The stock market managed to bounce off the lows of Monday’s session, but the fierce selloff that led to a 500-point plunge on the Dow DJIA, -0.86% early on provided another example of just how vulnerable investors are to global trade tensions and President Trump’s itchy Twitter finger.
“What the Goldilocks jobs report on Friday giveth, Twitter and trade taketh away,” DataTrek’s Nick Colas wrote in a note to clients. “There’s always one sector to watch for signs that the fear has hit a crescendo, and this time it is technology.”
Colas says it is the “fulcrum asset” from both a fundamental perspective and in terms of market valuations, which are clearly running high.
He pointed out that tech is one of the few S&P SPX, -0.97% sectors that derives more than half of its total revenue from overseas customers. In fact, at 58%, it’s the highest of any industry group.
“That makes it the poster child for international trade, and not just with China,” Colas wrote. “Markets were hoping that a calm resolution to US-China trade disputes would pave the way for other agreements.” So far, that’s not happening.
Tensions were ratcheted up again on Sunday when Trump warned in a tweet that the 10% tariffs on $200 billion worth of goods from China would be raised to 25% at the end of the week amid stalled trade talks. “U.S. large cap Tech is uniquely exposed to this narrative,” Colas explained. “And not in a good way, obviously.”

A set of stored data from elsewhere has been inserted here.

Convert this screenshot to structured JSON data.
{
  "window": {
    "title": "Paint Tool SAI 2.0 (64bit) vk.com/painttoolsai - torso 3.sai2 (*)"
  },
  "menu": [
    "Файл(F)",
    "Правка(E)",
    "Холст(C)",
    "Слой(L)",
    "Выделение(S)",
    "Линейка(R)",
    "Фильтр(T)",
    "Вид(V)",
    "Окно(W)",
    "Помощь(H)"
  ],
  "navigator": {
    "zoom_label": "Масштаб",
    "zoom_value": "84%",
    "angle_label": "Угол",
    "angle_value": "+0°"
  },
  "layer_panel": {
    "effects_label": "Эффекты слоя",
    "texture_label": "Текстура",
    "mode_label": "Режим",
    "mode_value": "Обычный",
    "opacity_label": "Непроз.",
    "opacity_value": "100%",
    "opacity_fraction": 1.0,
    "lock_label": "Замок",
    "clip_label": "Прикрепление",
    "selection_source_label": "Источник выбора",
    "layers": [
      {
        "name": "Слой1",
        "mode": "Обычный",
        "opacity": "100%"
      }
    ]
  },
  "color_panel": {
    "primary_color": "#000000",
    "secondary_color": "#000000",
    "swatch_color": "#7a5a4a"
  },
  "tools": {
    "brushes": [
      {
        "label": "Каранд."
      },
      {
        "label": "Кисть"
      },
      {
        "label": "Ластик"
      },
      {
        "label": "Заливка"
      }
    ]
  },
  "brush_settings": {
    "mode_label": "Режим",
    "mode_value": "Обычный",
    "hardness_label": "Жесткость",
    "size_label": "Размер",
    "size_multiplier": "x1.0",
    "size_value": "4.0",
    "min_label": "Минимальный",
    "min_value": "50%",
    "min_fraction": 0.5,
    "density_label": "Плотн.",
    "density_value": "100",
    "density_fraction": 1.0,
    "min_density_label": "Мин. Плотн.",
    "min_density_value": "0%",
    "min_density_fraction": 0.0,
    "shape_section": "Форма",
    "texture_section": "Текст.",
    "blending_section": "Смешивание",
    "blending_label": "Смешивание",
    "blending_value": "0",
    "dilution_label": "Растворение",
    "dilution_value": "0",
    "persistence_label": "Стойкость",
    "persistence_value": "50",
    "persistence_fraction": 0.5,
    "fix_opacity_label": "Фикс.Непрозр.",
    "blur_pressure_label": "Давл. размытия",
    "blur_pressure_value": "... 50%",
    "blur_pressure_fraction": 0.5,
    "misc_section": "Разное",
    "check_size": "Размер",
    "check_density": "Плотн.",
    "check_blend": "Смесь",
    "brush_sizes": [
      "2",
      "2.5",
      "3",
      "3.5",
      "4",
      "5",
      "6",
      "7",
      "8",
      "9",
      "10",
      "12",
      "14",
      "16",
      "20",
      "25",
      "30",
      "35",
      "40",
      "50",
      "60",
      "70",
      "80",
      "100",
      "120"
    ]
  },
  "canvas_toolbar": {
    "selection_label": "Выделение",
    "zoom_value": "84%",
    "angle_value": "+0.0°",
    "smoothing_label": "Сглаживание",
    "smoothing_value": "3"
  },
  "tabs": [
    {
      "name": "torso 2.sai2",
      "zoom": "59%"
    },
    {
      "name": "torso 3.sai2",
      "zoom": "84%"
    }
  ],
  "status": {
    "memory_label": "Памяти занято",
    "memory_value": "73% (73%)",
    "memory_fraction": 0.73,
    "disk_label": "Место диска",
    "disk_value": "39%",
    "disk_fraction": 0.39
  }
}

Sure enough, tech was one of the harder hit sectors during Monday’s volatile session. At last check, the tech-heavy Nasdaq COMP, -1.13% was down more than 1%, the hardest hit of the major U.S. indexes.
Colas noted that the “tech sector” in the S&P doesn’t include Facebook FB, -1.66% , Google GOOG, -0.51% and Amazon AMZN, -0.99% — all three were moved to other sectors to avoid the broad index’s tech dominance. That leaves Apple AAPL, -2.26% and Microsoft MSFT, -1.14% as the behemoths in the group, and both have relatively large direct exposure to China.
”At a 21.7% weighting in the S&P 500, Tech’s premium earnings multiple of 19.3x forward earnings was an outsized reason U.S. stocks sported a 16.8x earnings multiple on Friday evening,” Colas wrote in his note. “Where they settle out on Monday evening remains to be seen… ”
At last check, Apple shares were down almost 2% to $207.86, while Microsoft was off by less than 1% to $127.90.
“When tech bottoms, the market bottoms,” Colas said. “And not before.”